Let A be the complex square matrix of size $2018 $ whose diagonal entries are all $−2018$ and off-diagonal entries are all $1$. What are the eigenvalues of A and their geometric multiplicities?
My solutions : First i construct the matrix $$A= \begin{pmatrix} -2018 & 1 & \cdots & 1 \\ 1 & -2018 & \cdots & 1 \\ \vdots & \vdots & \ddots & \vdots \\ 1 & 1 & \cdots & -2018 \end{pmatrix}_{2018 \times 2018}$$
After that i find $(\lambda I-A_{2018}) =(\lambda+2019)^{2017}(\lambda +4037)$
as eigenvalue are $\lambda = -2019 $ with geometric multiplicity $2017$
And $\lambda = -4037$ with geometric multiplicity $ 1$
Is my solution is correct or not ? Pliz tell me
If my solution is not correct then any hints/solution will be appreciated
thanks in advance
In general if $B$ is a matrix with all eigenvalues exist, then eigenvalues of $B+\lambda I$ is same as eigenvalues of $B$ + eigenvalues of $\lambda I$.

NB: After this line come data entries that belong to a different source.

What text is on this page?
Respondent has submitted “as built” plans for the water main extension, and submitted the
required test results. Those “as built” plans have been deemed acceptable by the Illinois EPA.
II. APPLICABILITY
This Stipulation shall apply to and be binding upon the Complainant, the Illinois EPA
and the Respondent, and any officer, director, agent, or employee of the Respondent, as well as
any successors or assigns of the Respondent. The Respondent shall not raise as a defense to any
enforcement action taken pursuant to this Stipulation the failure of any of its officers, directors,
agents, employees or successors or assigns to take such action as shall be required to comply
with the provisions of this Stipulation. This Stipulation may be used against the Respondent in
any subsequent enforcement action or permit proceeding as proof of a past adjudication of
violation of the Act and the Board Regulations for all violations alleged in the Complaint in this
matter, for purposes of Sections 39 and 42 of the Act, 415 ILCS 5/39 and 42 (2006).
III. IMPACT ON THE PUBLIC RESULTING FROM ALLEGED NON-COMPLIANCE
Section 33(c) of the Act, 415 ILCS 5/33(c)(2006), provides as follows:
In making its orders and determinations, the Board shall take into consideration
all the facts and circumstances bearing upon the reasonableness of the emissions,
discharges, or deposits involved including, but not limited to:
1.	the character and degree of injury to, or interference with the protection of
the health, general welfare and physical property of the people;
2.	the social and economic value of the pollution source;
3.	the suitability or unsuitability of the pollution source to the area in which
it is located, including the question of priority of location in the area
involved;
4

Actually your matrix can be written as $$\begin{pmatrix} 1 & 1 & \cdots&1\\1& 1 & \cdots &1 \\ \vdots & \cdots & \cdots & \vdots\\1 & 1& \cdots &1 \end{pmatrix}+(-2019)\begin{pmatrix} 1 & 0 & \cdots&0\\0& 1 & \cdots &0 \\ \vdots & \cdots & \cdots & \vdots\\0 & 0& \cdots &1 \end{pmatrix}=B+(-2019)C$$ Now $B$ is a rank $1$ matrix and so eigenvalues of $B$ are $0(2017 \;\text{times})\; \text{and}\;2018(=\text{trace})$
Eigenvalues of $C$ are $-2019( 2018 \;\text{times})$
So eigenvalues of $B+(-2019)C$ are $$0+(-2019),$$ $$0+(-2019),$$ $$\vdots$$ $$0+(-2019)$$ $$2018+(-2019)$$ so $$\sigma\Big( B+(-2019)C\Big)=\{-2019,-1\}$$
The geometric multiplicity of the eigenvalue is the dimension of the eigenspace corresponding to that eigenvalue and it's already explained by user551819 in the comment!